January 29, 2020 - 16:29 AMT
Hubble Telescope successor might not meet March 2021 launch date

While NASA is prepping to decommission one of the Great Observatories, namely the Spitzer Space Telescope, it is also developing the next generation of telescopes, Mashable reports.

James Webb Space Telescope, the successor to the Hubble Space Telescope and the most powerful and complex observatory ever built, is scheduled to launch on March 30, 2021, but it might not. A report from the U.S. Government Accountability Office (US GAO) says that NASA will likely postpone the launch.

The U.S. GAO is a government agency that audits and evaluates the programs funded by the U.S. government.

The report evaluated that there was “only a 12 per cent confidence level” for the space telescope to make its March 2021 launch date. This will not be the first delay the JWST has seen since its inception as The Verge reports, the costs have skyrocketed by 95 per cent as the schedule kept getting extended further and further.
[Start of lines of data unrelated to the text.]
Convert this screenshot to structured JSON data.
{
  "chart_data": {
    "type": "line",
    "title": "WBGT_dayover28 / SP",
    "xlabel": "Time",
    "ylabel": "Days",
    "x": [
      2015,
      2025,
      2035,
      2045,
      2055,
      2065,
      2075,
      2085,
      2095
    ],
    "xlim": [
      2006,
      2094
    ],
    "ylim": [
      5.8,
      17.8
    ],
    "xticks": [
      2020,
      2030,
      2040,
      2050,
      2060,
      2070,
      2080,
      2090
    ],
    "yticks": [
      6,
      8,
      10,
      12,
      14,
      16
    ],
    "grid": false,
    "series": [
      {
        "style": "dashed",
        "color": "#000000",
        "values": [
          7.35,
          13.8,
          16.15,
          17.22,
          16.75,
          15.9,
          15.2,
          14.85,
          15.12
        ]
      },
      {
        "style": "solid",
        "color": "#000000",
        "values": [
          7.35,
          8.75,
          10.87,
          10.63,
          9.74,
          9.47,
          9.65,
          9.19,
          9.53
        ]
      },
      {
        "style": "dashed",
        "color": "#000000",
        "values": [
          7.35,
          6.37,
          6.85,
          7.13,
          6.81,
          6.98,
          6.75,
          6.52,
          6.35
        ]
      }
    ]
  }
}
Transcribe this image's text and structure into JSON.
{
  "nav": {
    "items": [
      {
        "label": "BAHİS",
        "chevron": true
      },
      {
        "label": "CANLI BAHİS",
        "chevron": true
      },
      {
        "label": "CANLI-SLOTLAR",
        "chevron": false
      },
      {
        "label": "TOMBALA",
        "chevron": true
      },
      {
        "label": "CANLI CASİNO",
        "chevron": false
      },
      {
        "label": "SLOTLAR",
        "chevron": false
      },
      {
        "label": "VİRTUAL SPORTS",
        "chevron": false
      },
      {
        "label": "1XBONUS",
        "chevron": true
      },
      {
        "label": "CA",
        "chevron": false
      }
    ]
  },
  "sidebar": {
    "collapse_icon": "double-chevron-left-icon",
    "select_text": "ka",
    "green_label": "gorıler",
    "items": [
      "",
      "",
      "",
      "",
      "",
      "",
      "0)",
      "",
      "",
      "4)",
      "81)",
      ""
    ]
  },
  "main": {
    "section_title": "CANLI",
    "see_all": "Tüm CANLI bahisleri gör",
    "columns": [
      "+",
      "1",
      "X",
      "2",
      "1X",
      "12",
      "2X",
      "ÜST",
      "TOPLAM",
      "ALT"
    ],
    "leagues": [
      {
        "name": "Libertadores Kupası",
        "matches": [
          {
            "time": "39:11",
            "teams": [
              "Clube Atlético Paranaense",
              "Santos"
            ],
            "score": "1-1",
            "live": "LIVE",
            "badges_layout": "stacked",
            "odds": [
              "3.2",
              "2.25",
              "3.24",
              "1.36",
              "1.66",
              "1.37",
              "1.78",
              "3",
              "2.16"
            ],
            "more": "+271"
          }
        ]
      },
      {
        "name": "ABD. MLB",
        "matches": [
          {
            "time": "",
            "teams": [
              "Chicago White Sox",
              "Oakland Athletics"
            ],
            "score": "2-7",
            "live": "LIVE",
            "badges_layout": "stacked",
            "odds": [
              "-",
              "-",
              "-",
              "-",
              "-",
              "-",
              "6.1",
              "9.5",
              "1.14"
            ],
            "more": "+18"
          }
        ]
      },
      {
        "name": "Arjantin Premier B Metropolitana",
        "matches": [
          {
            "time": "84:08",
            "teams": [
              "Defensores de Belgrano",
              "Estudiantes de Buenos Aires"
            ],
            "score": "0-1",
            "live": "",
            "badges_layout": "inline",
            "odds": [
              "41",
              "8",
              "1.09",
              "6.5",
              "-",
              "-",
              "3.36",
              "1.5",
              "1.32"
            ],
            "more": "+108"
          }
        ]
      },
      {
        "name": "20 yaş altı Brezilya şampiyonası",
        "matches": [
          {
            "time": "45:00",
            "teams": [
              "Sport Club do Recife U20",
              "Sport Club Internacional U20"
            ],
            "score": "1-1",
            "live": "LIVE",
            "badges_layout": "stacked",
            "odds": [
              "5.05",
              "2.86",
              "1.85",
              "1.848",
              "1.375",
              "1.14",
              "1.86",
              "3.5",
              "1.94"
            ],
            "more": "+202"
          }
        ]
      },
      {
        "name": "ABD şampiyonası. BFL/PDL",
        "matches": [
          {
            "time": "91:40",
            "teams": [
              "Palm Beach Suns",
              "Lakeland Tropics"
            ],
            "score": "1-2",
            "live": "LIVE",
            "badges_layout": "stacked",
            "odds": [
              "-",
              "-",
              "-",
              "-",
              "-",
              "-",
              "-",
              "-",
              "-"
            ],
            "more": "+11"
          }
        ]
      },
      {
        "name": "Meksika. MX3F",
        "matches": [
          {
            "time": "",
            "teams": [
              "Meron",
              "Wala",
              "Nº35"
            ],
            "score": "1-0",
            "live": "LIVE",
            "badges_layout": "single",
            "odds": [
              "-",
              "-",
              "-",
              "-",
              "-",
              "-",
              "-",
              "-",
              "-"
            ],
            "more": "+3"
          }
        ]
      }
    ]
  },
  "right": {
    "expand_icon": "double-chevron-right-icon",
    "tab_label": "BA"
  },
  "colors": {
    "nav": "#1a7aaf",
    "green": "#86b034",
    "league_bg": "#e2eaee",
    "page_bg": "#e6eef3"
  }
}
The most powerful and complex observatory ever built, James Webb Space Telescope is an important milestone for space exploration. The origami-inspired design has been developed so that the large telescope with a 6.5-meter long primary mirror can fit inside a rocket. Once in the orbit, the observatory will take months to unfold and be operational. The giant mirror will allow astronomers to peer through the cosmic dust and observe the most distant objects in the Universe.